ELEIÇÕES: há um ano, o povo decidiu trocar Vinícius por Daniel. E aí?

October 3, 2017

                      Daniel Alonso e Vinícius na transição: há um ano aconteciam as eleições municipais

 

Há um ano (2 de outubro de 2016) o empresário Daniel Alonso (PSDB) era eleito prefeito de Marília, com 50.113 votos (45,25%). Derrotou o fatídico candidato à reeleição, então prefeito Vinícius Camarinha (PSB), que obteve 48.218 votos (43,54%). Foi o resultado mais apertado da história da cidade na disputa pela Prefeitura.

Com proposta de "gestor", Daniel Alonso ganhou uma eleição que caiu em seu colo, graças às asneiras cometidas por Vinícius, especialmente nos dois últimos anos de seu frágil governo, como a polêmica e nefasta proposta de concessão ("venda") do Daem e massacre dos servidores públicos municipais com avalanche de sindicâncias e uma política salarial nociva, que resultou na mais longa greve da categoria na história de Marília.

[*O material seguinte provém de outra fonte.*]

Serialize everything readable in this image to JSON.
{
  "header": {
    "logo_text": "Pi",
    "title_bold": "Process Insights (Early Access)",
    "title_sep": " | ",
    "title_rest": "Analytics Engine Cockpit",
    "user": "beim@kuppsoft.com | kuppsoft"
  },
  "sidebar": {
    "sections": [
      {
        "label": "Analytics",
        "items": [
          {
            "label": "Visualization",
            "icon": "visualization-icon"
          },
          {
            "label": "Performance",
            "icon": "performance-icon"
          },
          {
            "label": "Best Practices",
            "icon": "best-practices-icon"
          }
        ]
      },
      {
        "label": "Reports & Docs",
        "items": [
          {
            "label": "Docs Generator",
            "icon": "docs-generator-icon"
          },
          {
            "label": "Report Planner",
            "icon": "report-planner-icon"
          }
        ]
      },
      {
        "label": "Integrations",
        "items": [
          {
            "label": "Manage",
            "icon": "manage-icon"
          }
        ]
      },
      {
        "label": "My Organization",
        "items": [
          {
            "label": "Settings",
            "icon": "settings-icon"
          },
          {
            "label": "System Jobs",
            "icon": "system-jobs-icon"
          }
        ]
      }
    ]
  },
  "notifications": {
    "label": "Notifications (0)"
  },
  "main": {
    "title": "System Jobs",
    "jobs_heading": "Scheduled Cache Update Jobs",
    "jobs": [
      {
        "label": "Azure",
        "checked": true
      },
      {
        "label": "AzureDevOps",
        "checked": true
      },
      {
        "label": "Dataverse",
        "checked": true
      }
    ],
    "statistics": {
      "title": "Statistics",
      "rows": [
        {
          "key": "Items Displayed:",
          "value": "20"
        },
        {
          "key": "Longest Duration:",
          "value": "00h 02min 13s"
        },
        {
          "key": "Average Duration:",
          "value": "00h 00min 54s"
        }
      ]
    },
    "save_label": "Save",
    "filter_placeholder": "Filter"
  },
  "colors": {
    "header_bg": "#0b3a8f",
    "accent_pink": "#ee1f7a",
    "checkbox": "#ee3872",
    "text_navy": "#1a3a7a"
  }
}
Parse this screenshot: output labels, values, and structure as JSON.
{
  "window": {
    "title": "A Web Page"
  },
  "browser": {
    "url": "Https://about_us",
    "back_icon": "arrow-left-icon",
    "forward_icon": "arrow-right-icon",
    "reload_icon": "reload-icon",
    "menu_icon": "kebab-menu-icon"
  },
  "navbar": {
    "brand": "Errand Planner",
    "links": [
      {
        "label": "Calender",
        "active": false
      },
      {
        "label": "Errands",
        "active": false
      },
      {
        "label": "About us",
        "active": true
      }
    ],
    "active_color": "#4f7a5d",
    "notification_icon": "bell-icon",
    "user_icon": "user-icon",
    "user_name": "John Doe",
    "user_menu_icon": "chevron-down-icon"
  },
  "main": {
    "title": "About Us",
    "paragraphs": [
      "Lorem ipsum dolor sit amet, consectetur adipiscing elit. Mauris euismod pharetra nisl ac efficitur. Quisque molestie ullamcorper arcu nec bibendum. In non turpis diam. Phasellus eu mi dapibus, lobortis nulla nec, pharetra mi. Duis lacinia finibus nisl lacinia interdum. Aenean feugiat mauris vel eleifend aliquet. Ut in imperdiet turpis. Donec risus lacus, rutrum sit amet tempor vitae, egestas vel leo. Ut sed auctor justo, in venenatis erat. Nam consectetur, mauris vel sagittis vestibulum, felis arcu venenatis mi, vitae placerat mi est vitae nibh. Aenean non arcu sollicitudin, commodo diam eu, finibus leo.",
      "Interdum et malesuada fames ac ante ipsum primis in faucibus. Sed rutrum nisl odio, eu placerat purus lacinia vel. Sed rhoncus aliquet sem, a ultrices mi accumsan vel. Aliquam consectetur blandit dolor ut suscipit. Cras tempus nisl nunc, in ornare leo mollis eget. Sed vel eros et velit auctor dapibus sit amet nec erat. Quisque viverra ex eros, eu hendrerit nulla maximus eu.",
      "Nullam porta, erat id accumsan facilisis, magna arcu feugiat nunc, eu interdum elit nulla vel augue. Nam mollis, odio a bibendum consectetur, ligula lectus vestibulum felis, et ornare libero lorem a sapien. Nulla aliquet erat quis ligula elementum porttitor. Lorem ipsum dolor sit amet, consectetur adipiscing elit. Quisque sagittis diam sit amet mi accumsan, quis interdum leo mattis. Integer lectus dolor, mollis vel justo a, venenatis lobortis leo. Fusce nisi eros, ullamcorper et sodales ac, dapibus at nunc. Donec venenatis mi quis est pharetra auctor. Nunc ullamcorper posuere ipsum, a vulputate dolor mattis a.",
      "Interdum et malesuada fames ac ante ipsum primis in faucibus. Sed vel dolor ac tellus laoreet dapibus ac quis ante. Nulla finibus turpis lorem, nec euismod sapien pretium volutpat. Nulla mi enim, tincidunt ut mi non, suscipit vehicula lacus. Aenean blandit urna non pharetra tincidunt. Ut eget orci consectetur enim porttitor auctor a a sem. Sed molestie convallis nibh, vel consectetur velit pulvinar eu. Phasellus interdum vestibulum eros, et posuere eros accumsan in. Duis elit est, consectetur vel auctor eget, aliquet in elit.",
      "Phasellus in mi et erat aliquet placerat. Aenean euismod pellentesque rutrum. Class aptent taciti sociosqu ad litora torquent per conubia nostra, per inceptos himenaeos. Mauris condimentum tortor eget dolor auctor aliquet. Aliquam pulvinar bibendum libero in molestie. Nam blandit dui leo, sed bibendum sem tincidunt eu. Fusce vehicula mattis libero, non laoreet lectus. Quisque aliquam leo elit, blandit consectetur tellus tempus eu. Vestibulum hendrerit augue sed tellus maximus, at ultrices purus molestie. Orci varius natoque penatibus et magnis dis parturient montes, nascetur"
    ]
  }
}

Praticamente todo o processo de desgaste da gestão Vinícius foi marionetado pelo secretário da Administração nomeado por ele, coronel da reserva Marco Antonio Alves Miguel. Vinícius também foi teimoso na construção da tal Radial Leste-Sul, que privilegiou áreas nobres de loteamentos de luxo na Zona Leste (que não liga nada com a Zona Sul), abandonando interligações de bairros humildes, como o Santa Antonieta com o Marina Moreti, o Bandeirantes com a Rodovia do Contorno e outros. Além da lambança com as fracas operações tapa buracos, especialmente na periferia da cidade e as portas do gabinete fechadas para a comunidade. 

Orgulhoso, prepotente e teimoso, Vinícius não seguiu os principais conselhos e experiência de seu pai, o três vezes prefeito de Marília e cinco vezes deputado, Abelardo Camarinha (PSB). Preferiu seguir as desastrosas e imbecís orientações do tal marqueteiro Oliveiros, da Capital (oh, da Capital!!!) que não conhecia nem os bairros de Marília. 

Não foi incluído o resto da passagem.